Она представляла себе, что именно он ей скажет: что она полезла не в свое дело, что сама наскребла себе неприятностей. Но Райли молчал, крутя в пальцах чайную ложечку. Думал.

— И теперь ты боишься идти домой? — спросил он наконец, отложив ложку.

— Ну… да, — вздохнула Мишель, снова чувствуя себя неуютно.

— Довольно странно, — заметил Райли. — Адам мне не показался человеком, охочим сводить счеты с неопытными новичками вроде тебя. Да и любые счеты вообще. Почему ты вдруг начала его бояться?

— Ну… — поерзала Мишель, — Я же обидела его… да еще таким образом…

— А почему ты думаешь, что он не поймет, если ты ему все расскажешь вот так, как мне сейчас?





— Он захочет со мной разговаривать?

— Мишель, ты преувеличиваешь свой грех. Не думаю, что все так плохо.

— Честно, я не знаю, что думать, — отозвалась она, снова утыкаясь в чашку. — В последнее время столько всего случилось! И я сама… я не делаю то, что мне казалось правильным.

— А вот это уже из другой истории. Анри Лоран, правильно?

— Ну… в общем, да. Я же считала его своим врагом… Считала трусом, даже презирала. А он так меня защищал… И вообще… Не могла же я продолжать преследовать его. Но ведь это не отменяет того, что было раньше.

— Прошлого ничто не отменяет, — сказал Райли. — Ты поступила правильно, даже если еще сама этого не понимаешь. Но твое смятение тоже понятно. Эта история с Адамом выглядит неприятной.

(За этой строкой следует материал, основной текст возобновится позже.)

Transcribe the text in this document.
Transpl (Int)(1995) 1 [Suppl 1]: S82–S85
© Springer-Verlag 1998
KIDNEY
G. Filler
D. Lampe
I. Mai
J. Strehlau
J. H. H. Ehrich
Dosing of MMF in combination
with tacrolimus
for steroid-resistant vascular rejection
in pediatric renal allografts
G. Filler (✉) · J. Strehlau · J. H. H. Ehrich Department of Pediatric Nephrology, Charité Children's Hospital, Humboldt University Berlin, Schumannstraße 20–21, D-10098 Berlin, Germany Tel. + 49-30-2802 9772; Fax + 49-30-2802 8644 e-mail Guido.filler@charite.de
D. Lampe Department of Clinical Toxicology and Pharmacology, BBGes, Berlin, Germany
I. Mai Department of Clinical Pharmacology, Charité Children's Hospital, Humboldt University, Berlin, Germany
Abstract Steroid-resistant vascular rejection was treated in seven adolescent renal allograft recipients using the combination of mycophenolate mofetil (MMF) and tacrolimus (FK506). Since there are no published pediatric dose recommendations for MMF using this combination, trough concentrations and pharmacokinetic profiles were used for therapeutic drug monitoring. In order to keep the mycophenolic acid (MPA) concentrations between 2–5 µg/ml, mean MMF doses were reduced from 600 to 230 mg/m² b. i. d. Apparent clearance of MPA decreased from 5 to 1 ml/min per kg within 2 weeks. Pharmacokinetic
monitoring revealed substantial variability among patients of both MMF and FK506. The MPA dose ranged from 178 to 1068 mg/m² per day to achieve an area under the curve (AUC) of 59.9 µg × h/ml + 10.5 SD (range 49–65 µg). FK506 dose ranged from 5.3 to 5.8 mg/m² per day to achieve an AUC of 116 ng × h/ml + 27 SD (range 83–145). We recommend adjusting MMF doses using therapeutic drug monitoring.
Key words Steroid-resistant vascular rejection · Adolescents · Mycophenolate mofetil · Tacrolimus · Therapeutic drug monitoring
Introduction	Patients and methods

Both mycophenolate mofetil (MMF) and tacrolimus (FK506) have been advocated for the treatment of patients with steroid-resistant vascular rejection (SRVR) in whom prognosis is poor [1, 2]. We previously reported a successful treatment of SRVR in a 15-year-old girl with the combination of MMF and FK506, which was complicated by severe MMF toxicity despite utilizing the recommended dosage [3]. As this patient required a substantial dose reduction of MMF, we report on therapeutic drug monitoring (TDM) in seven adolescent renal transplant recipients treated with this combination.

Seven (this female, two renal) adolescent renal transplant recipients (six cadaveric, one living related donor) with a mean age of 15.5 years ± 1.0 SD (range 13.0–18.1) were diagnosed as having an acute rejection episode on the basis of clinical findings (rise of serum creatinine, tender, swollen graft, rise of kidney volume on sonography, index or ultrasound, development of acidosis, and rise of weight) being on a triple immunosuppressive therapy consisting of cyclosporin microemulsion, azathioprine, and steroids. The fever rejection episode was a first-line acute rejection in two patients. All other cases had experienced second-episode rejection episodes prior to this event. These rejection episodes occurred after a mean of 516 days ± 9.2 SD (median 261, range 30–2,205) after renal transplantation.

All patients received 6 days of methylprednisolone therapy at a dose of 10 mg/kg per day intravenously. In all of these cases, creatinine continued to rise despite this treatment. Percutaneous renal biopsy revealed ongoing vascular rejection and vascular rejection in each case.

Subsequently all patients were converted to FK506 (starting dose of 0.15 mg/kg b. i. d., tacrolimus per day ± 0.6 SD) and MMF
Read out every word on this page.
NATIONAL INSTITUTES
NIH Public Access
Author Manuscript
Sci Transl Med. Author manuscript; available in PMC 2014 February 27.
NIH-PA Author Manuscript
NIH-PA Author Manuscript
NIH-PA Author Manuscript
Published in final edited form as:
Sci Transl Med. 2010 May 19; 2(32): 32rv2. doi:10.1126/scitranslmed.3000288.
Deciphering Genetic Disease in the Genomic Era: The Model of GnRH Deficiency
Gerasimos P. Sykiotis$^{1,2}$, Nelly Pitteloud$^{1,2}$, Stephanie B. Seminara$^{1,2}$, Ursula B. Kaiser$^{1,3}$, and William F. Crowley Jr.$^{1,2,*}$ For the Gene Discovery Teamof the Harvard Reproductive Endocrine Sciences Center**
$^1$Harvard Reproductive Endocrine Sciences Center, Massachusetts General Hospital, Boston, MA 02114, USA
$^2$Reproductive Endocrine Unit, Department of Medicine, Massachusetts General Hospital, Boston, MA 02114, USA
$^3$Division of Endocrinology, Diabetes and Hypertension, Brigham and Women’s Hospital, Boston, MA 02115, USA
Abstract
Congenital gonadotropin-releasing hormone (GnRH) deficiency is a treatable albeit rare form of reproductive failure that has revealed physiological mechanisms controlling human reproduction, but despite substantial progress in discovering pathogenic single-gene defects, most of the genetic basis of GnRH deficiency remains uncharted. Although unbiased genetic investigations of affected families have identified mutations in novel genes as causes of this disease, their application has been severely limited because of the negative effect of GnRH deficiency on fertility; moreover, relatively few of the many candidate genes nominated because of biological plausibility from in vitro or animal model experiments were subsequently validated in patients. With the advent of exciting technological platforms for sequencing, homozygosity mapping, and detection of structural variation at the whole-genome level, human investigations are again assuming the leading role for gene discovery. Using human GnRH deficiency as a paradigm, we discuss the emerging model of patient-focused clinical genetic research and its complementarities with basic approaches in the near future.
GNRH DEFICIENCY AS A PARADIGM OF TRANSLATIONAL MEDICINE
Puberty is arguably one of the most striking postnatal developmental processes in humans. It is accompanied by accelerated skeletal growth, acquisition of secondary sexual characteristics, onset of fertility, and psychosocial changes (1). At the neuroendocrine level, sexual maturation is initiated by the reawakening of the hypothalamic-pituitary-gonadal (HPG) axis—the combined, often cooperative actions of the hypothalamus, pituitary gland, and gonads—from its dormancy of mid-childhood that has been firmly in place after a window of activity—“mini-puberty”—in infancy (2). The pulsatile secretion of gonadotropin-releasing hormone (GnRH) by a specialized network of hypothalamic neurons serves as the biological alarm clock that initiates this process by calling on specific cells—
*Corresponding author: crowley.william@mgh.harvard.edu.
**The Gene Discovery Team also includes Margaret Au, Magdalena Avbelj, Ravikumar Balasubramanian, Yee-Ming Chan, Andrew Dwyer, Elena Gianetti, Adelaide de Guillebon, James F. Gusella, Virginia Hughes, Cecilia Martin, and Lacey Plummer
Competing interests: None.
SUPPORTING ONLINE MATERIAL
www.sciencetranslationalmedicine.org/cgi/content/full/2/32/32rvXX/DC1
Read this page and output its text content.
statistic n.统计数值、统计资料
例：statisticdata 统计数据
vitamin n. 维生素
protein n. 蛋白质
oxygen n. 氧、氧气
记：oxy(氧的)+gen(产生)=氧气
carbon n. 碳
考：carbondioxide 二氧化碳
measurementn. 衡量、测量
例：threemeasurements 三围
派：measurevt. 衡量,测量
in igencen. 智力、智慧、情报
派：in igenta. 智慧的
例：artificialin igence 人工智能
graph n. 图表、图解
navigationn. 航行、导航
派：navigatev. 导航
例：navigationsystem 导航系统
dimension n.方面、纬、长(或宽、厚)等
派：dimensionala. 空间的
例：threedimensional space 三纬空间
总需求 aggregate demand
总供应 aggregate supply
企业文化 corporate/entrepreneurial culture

— Так вы позволите мне остаться у вас? — нерешительно спросила Мишель.

— Куда же тебе деваться. Я понимаю, чего ты боишься и почему. Но тебе все-таки нужно с ним поговорить. Он не станет винить тебя в том, что ты оказалась слабее Кассандры. Я и сам с этой женщиной предпочел бы не встречаться.

— Может быть… попросить его приехать сюда? — осторожно предложила Мишель.

— У меня есть идея получше. Поговори сначала с Кедвин. Она ведь твоя наставница. Объясни ей все. Возможно, она даст тебе лучший совет, чем я. Адама она точно знает лучше.

Мишель подняла голову.

— Верно, — сказала она. — Как я сама не догадалась!

*

Утро следующего дня выдалось ярким и спокойным. В другое время Кедвин радовалась бы наступающему ясному дню. Но сейчас она сидела в своей библиотеке, за рабочим столом, и, подперев рукой подбородок, с грустью смотрела в окно.

Днем и вечером нетрудно найти занятие, отвлекающее от ненужных мыслей. Но когда приходит ночь, дневная суета отступает, а от памяти скрыться некуда.

Она не хотела терять то, что пришло в ее жизнь вместе с Митосом, была ли это любовь, или что-то иное. Но теперь поздно думать, был ли избранный ею путь единственно возможным.

Не был. Это, в конечном счете, прихоть — заставить чересчур самоуверенного любовника вспомнить, что его влияние на нее небезгранично или столь же ничтожно, как ее — на него. Это ей вполне удалось. Но цена? Разрушать отношения, только чтобы напомнить о своих чувствах? Но кому теперь нужны эти чувства?

Кедвин вспомнилось, с каким выражением Митос говорил о МакЛауде: «Он будет мне благодарен, но никогда не простит…»

Наверно, у нее сейчас такое же лицо и мысль та же, с точностью до последнего слова.

Или вся эта история не более чем подтверждение того, что ей следовало понять уже давно?

Решив заглянуть к Маркусу Константину, она не предупредила о своем визите. К счастью, он оказался дома. Неожиданный же визит его скорее встревожил, чем удивил.

— Надеюсь, я ничему не помешала?

— Нет, конечно. Проходи.

Он проводил ее в гостиную, по пути заметив:

— Ты неважно выглядишь. Что, снова неприятности? Ты же говорила, что все позади… Выпьешь что-нибудь? — добавил он, направляясь к бару.

— Да, пожалуйста, — сказала Кедвин. — Все верно, те неприятности позади. Но…

— Что?

— Я решила уехать из Парижа. Вот, заглянула попрощаться.

Маркус, подавая ей бокал с вином, удивленно приподнял бровь:

— И когда же?

— Еще не знаю. Может быть, даже сегодня.

— Кедвин, позволь один вопрос, на правах бывшего учителя. Что случилось?